Project
ARSF - Flight WM06/16: Portugal, San Marcos area
Abstract
ARSF project WM06/16; led by Dr. Patrick Osborne (Centre for Environmental Sciences, School of Civil Engineering and the Environment, University of Southampton); Site: San Marcos / Portugal
Portugal's cereal steppes hold many bird species of conservation concern. Their protection status is precarious, often relying on compensation payments to farmers for maintaining traditional practises. Although management prescriptions are based on information on habitat selection, it is often not appreciated that habitat selection and our knowledge of it are scale dependent. Policy is applied at large spatial scales whereas ecologists think and birds select habitats at (different) smaller scales.

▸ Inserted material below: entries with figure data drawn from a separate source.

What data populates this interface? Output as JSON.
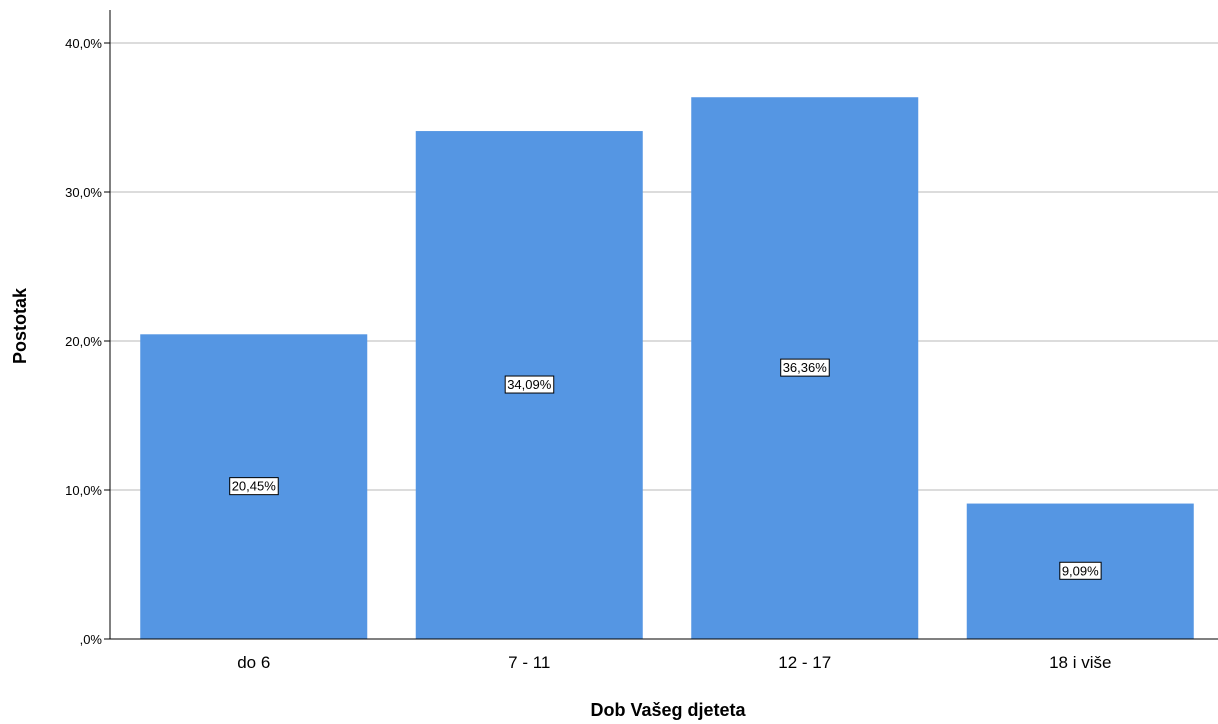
{
  "chart_data": {
    "type": "bar",
    "categories": [
      "do 6",
      "7 - 11",
      "12 - 17",
      "18 i više"
    ],
    "values": [
      20.45,
      34.09,
      36.36,
      9.09
    ],
    "data_labels": [
      "20,45%",
      "34,09%",
      "36,36%",
      "9,09%"
    ],
    "xlabel": "Dob Vašeg djeteta",
    "ylabel": "Postotak",
    "ylim": [
      0,
      40
    ],
    "yticks": [
      0,
      10,
      20,
      30,
      40
    ],
    "ytick_labels": [
      ",0%",
      "10,0%",
      "20,0%",
      "30,0%",
      "40,0%"
    ],
    "grid": true,
    "bar_color": "#5596e3",
    "grid_color": "#c8c8c8"
  }
}
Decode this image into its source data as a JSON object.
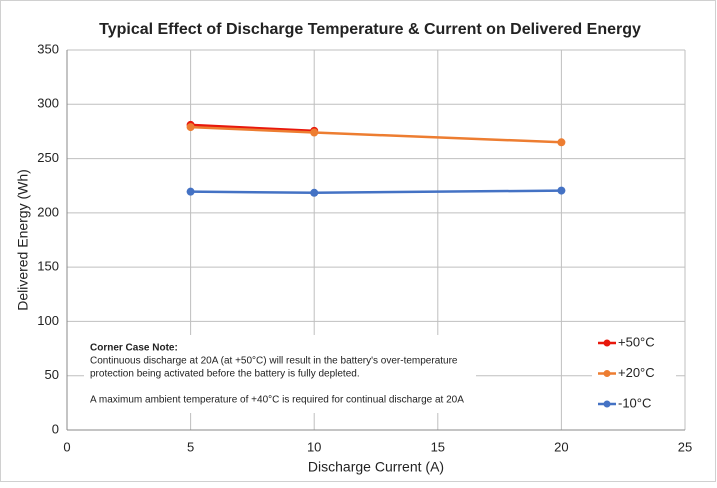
{
  "chart_data": {
    "type": "line",
    "title": "Typical Effect of Discharge Temperature & Current on Delivered Energy",
    "x_label": "Discharge Current (A)",
    "y_label": "Delivered Energy (Wh)",
    "x": [
      5,
      10,
      20
    ],
    "series": [
      {
        "name": "+50°C",
        "color": "#e8180c",
        "values": [
          281,
          275.5,
          null
        ]
      },
      {
        "name": "+20°C",
        "color": "#ed7d31",
        "values": [
          279,
          274,
          265
        ]
      },
      {
        "name": "-10°C",
        "color": "#4472c4",
        "values": [
          219.5,
          218.5,
          220.5
        ]
      }
    ],
    "xlim": [
      0,
      25
    ],
    "xticks": [
      0,
      5,
      10,
      15,
      20,
      25
    ],
    "ylim": [
      0,
      350
    ],
    "yticks": [
      0,
      50,
      100,
      150,
      200,
      250,
      300,
      350
    ],
    "grid": true,
    "legend": "right",
    "annotation": {
      "title": "Corner Case Note:",
      "lines": [
        "Continuous discharge at 20A (at +50°C) will result in the battery's over-temperature",
        "protection being activated before the battery is fully depleted.",
        "A maximum ambient temperature of +40°C is required for continual discharge at 20A"
      ]
    }
  }
}
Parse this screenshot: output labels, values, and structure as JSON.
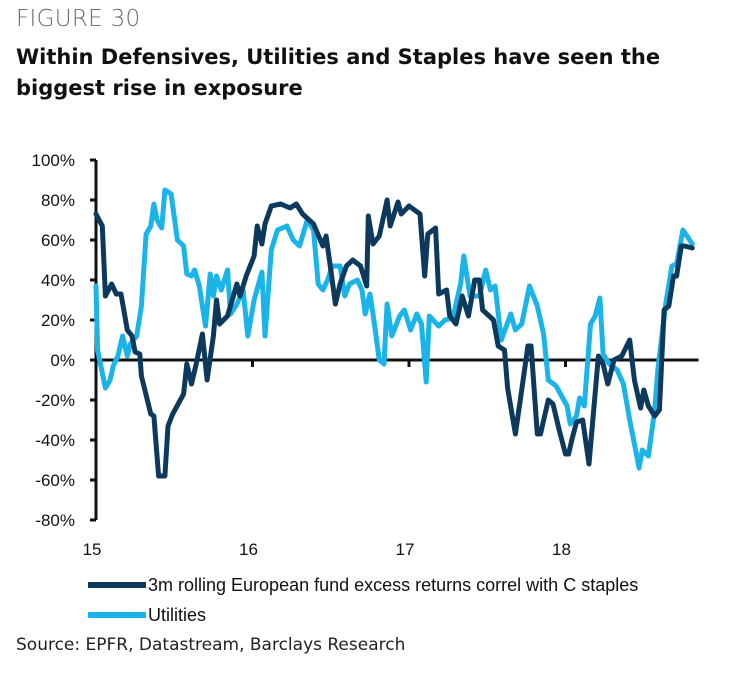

The aim of this project was therefore to study habitat selection by three key bird species of different sizes at multi-spatial scales to determine which features are important and how they link hierarchically from fine to coarse resolutions. Accurately located bird data were modelled against habitat data derived from remotely sensed imagery and field studies on 1000m, 100m and 10m grids. AVHRR imagery provided the 1000m data, Landsat TM the 100m data, and CASI co-registered with LiDAR the 10m data. Models were built both separately for each spatial scale and hierarchically to resolve mis-classifications of species occurrences at coarser resolutions and to estimate abundance within presence-absence models. The study was meant to reveal which habitat features are important at different spatial scales, how the spatial resolution of habitat data limits our understanding of habitat selection, and the implications for conservation management.